Otra opción preciosa es organizar, de vez en cuando, encuentros familiares en los que se revisen fotos juntos: mirar álbumes, digitalizar en grupo, contar las anécdotas que cada imagen despierta y escribir toda esa información que nos permite nutrir nuestro foto-patrimonio. Estos encuentos no solo ayudan a preservar las fotos, sino también a tejer vínculos, a comprender mejor nuestras raíces, a honrar a quienes ya no están.
También es importante decidir, en vida, qué hacer con las colecciones más personales: ¿quién conservará los álbumes impresos de los abuelos? ¿Qué hacemos con los negativos antiguos o con las fotos guardadas en el teléfono de la tía? Estas decisiones pueden escribirse, acordarse entre hermanos o primos, dejarse registradas como parte del legado emocional. Porque, aunque suene extraño, también se puede hacer un “testamento fotográfico” que especifique cómo cuidar esos archivos cuando ya no estemos.

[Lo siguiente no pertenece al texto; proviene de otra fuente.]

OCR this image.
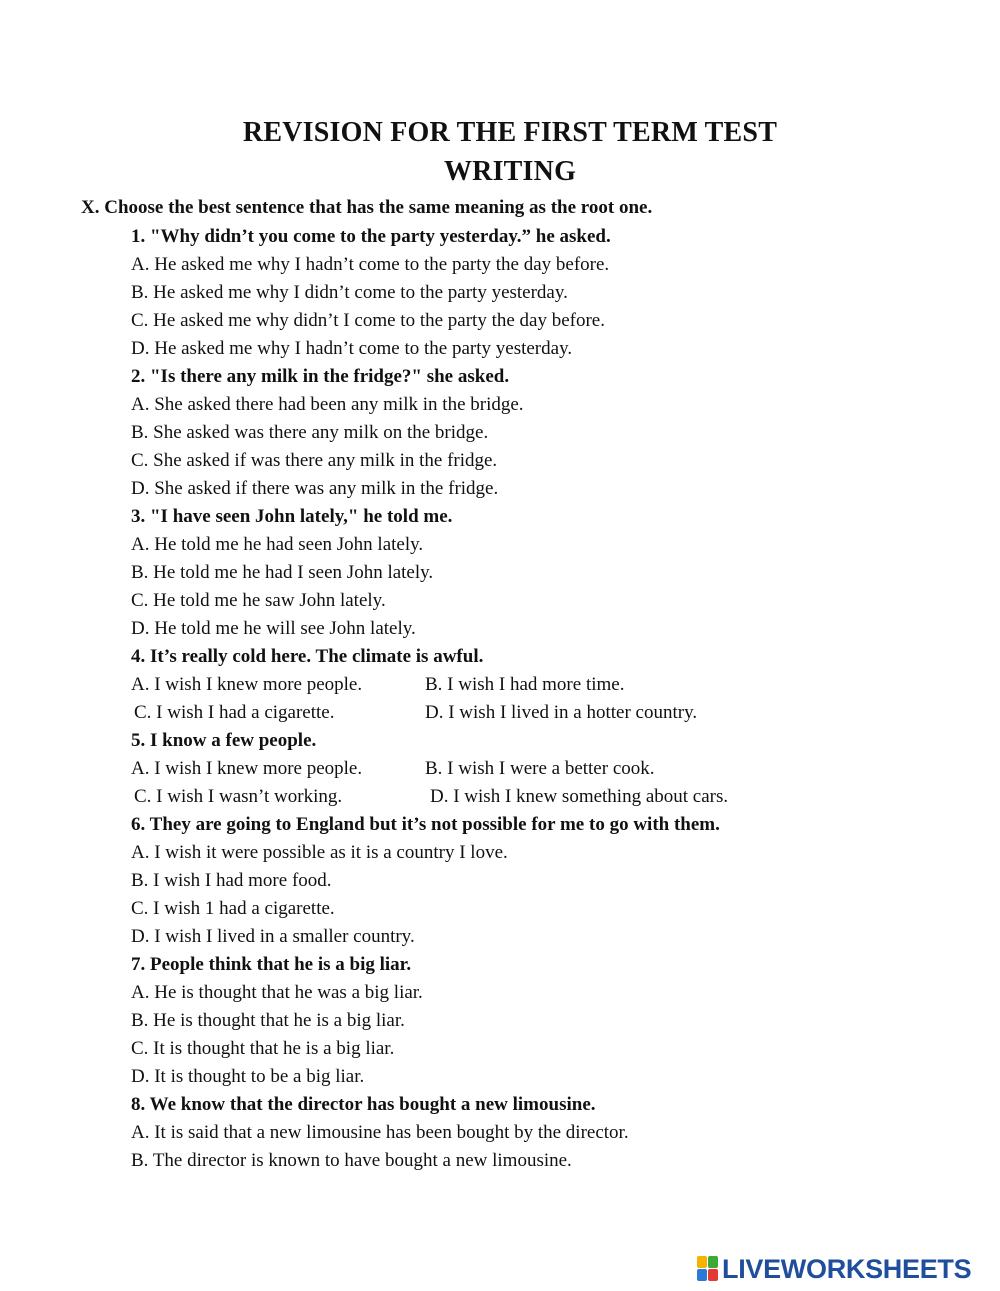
REVISION FOR THE FIRST TERM TEST
WRITING
X. Choose the best sentence that has the same meaning as the root one.
1. "Why didn’t you come to the party yesterday.” he asked.
A. He asked me why I hadn’t come to the party the day before.
B. He asked me why I didn’t come to the party yesterday.
C. He asked me why didn’t I come to the party the day before.
D. He asked me why I hadn’t come to the party yesterday.
2. "Is there any milk in the fridge?" she asked.
A. She asked there had been any milk in the bridge.
B. She asked was there any milk on the bridge.
C. She asked if was there any milk in the fridge.
D. She asked if there was any milk in the fridge.
3. "I have seen John lately," he told me.
A. He told me he had seen John lately.
B. He told me he had I seen John lately.
C. He told me he saw John lately.
D. He told me he will see John lately.
4. It’s really cold here. The climate is awful.
A. I wish I knew more people.	B. I wish I had more time.
C. I wish I had a cigarette.	D. I wish I lived in a hotter country.
5. I know a few people.
A. I wish I knew more people.	B. I wish I were a better cook.
C. I wish I wasn’t working.	D. I wish I knew something about cars.
6. They are going to England but it’s not possible for me to go with them.
A. I wish it were possible as it is a country I love.
B. I wish I had more food.
C. I wish 1 had a cigarette.
D. I wish I lived in a smaller country.
7. People think that he is a big liar.
A. He is thought that he was a big liar.
B. He is thought that he is a big liar.
C. It is thought that he is a big liar.
D. It is thought to be a big liar.
8. We know that the director has bought a new limousine.
A. It is said that a new limousine has been bought by the director.
B. The director is known to have bought a new limousine.
LIVEWORKSHEETS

Hablar de esto no es morboso, es anticiparse con amor y claridad al dolor inevitable. Es comprender que cuidar la memoria es también cuidar a quienes vendrán. Porque el patrimonio fotográfico familiar no es solo una colección de recuerdos: es una brújula para las generaciones futuras. Es lo que permitirá que nuestras hijos, nietos o sobrinos conozcan los rostros, los gestos y los momentos que marcaron nuestra historia antes de que ellos pisaran esta tierra.
Si no tomamos decisiones hoy, corremos el riesgo de que ese legado se fragmente, se diluya, se pierda. Pero si conversamos, si organizamos, si compartimos, entonces estaremos sembrando algo mucho más profundo: una memoria colectiva, amorosa y accesible.
Te invito a hablarlo con tu familia. A abrir esas cajas de fotos cogiendo polvo en el closet, a preguntar quién tiene fotos en su teléfono y a empezar a digitalizar y copiar. A crear un banco común, un archivo familiar, una lista con lo que hay y lo que falta. Te invito a decidir juntos qué quieren hacer con las fotos si un día alguien falta.
Porque cuando el recuerdo se cuida entre todos, permanece. Y porque, aunque no podamos evitar las despedidas, sí podemos decidir cómo sostener la memoria de quienes amamos.
Construyamos hoy ese patrimonio que mañana contará nuestra historia, para que las futuras generaciones no olviden a quienes fueron las raíces de nuestro árbol familiar.